Sundarbans, the world’s only mangrove tiger land expands across India and Bangladesh. The delta is formed by three mighty rivers: Brahmaputra, Ganga, Meghna. The riverine communities here mainly depend on forest produce for survival. Most people do not own cultivatable land and hence, they go to the forest to etch a living by garnering wax, honey, wood, crabs, and fish. Those that have land for agriculture complain about ruined harvests owing to saltwater ingression into their cultivable lands after the annual floods or the frequent climatic catastrophes like cyclones: Aila (2009), Fani (2019), super cyclone Amphan (2020), Yaas (2021). Thus, the farmer community is also forced to visit the forest to accumulate forest products to sustain families. The penetration of forests by humans is not the only cause that gives rise to the human-tiger-conflict in the region.

The Sundarbans forests is fragmented. The tigers not only come to the villages in the winter they also often lose their way in the fragmented forest settings and wander into human settlements. These incidents increase during the monsoons when the swollen rivers on breaking high embarkments make the low-lying villages and the forest the same. It becomes easier for the tiger to swim into the village lands in search of food. Humans are easy/effortless preys. Feeding on porcupines is dangerous given their quills and hunting down spotted deer is energy consuming. Also, the increase in salinity of the water during cyclones and floods make the tigers irritable thereby increasing their inclinations for human attacks. In the winters, it is a common phenomenon that the tigress carries their cubs to safety i.e., away from the tiger to help the newborn cubs survive till an age when they can fight back the male big cats and claim their territories. Before the cubs attain maturity there is fear of their death by tiger attacks. This is common feline nature. So, very often the tigress carries her cubs to the villages during winters. This again creates potential for human tiger conflict.

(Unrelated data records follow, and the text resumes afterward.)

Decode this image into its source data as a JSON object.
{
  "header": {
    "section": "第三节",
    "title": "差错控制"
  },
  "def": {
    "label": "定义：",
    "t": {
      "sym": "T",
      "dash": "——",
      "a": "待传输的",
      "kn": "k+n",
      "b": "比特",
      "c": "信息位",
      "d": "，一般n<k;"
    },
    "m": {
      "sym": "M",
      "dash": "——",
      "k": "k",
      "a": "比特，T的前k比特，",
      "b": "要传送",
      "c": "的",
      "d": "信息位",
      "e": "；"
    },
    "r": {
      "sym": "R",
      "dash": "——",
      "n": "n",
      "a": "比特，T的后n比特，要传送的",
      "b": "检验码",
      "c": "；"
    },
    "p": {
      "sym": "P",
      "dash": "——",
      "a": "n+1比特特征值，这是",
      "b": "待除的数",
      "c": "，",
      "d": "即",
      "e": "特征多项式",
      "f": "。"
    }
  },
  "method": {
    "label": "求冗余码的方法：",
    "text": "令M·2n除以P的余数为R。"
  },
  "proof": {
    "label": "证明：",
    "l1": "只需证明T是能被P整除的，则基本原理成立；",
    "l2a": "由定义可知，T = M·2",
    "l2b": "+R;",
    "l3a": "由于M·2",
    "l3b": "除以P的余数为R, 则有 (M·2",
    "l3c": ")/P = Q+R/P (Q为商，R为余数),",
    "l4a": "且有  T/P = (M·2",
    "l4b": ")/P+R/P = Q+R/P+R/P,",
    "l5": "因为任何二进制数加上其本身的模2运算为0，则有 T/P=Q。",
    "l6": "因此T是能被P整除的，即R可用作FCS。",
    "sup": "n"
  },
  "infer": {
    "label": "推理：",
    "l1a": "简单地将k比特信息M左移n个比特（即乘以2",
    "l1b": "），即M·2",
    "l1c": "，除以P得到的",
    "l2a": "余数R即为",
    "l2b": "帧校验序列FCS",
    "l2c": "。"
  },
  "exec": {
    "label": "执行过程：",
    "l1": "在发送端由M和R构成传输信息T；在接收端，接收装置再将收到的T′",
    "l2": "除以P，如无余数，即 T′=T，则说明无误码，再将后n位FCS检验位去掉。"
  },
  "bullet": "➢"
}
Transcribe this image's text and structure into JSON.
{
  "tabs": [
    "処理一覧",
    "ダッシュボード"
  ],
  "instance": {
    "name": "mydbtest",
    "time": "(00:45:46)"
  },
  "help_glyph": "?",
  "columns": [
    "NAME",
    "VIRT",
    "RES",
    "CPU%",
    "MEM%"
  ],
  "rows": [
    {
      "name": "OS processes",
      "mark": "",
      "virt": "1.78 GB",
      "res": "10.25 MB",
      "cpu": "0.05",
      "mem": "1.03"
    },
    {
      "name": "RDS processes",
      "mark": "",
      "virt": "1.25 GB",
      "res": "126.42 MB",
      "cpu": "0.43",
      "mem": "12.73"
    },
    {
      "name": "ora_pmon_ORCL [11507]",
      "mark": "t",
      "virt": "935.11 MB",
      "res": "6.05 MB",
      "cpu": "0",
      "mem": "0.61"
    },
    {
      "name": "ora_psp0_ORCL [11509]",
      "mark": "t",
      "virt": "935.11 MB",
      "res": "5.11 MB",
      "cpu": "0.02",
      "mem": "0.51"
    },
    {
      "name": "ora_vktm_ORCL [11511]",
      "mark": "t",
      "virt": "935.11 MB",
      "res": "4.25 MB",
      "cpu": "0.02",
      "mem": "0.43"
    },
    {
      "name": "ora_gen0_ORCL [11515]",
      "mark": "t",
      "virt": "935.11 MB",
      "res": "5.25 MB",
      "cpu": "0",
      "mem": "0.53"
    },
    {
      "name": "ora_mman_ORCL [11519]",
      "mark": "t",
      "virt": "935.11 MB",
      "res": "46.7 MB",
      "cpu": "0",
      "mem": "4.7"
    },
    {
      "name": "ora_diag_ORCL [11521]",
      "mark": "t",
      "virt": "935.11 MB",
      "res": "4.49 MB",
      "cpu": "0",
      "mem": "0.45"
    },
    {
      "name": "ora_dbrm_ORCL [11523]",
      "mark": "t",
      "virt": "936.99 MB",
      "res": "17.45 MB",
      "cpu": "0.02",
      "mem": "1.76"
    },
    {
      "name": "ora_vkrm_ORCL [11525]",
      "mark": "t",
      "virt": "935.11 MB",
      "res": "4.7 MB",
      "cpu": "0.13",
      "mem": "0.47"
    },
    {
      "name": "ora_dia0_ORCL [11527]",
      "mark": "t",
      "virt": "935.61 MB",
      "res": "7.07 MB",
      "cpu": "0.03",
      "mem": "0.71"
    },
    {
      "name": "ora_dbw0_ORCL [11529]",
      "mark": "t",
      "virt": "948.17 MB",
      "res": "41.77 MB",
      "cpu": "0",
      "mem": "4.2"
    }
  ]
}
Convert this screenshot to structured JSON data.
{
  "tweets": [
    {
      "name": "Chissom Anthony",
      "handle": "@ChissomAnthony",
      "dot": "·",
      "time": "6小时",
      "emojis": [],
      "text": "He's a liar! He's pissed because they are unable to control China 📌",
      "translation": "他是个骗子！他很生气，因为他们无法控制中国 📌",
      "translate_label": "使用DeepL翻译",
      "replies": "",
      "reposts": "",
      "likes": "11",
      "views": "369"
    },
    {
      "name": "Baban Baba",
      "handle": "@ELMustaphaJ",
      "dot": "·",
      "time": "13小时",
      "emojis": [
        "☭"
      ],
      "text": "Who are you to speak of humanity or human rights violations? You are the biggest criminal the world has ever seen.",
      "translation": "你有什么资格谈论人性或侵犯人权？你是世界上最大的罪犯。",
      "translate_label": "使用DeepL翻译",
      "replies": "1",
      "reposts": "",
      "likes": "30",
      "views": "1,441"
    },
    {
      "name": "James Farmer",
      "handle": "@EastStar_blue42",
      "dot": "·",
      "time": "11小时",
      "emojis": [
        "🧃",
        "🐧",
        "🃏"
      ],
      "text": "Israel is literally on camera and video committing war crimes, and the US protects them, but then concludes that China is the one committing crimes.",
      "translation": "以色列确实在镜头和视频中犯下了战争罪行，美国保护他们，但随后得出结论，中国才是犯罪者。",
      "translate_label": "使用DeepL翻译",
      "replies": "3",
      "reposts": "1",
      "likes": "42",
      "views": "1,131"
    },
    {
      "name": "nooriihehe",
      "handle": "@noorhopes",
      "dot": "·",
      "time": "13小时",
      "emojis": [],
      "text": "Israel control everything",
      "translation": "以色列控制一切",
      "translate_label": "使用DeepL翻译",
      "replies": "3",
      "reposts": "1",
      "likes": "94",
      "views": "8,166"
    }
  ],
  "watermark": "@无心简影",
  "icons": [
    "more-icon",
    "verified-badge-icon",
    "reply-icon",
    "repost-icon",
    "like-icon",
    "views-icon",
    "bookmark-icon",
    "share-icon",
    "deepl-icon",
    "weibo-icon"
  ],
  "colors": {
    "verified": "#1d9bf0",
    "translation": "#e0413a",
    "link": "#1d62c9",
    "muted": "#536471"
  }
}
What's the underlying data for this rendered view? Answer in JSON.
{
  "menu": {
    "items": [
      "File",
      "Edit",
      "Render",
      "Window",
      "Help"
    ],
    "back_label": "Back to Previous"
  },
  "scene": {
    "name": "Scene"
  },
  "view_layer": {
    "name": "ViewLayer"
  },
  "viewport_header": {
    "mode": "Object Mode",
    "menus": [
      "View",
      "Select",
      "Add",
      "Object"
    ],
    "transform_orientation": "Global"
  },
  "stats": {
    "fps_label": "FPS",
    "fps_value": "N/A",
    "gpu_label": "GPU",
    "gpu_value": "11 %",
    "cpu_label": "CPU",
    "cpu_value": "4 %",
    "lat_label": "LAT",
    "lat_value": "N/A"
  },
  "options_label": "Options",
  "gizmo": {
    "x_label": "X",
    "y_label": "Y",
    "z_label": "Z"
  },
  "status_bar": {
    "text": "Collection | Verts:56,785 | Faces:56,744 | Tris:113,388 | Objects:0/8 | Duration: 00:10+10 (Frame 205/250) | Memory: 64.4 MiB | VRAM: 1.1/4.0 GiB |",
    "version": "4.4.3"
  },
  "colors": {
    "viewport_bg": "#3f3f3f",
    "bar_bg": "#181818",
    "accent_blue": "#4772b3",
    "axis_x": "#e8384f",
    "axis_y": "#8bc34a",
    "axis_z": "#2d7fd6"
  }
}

Amongst all, in our patriarchal society, the tiger widows (bagh-bidhoba in Bengali)—the women who have lost their husbands to tiger attacks face the brunt of such loss. They are ostracised and kept at the margins of the Sundarbans community. They are thought to be ill omens. They are recognised as the husband eaters (swami khejo). Somewhere, the deltaic community in calling the tiger widow a husband eater equates the widow to the man-eating tiger. Attributes to the woman the aggression of the tiger and the ravaging intensity of the climate the deltaic communities of Sundarbans are experienced to weather.

The picture above shows the rituals performed by the forest going (mohule) community to please the Mistress of the Forest (Maa Bonobibi) before entering the forest. It is done to seek Maa Bonobibi’s blessings and her protection from the tigers in the forest.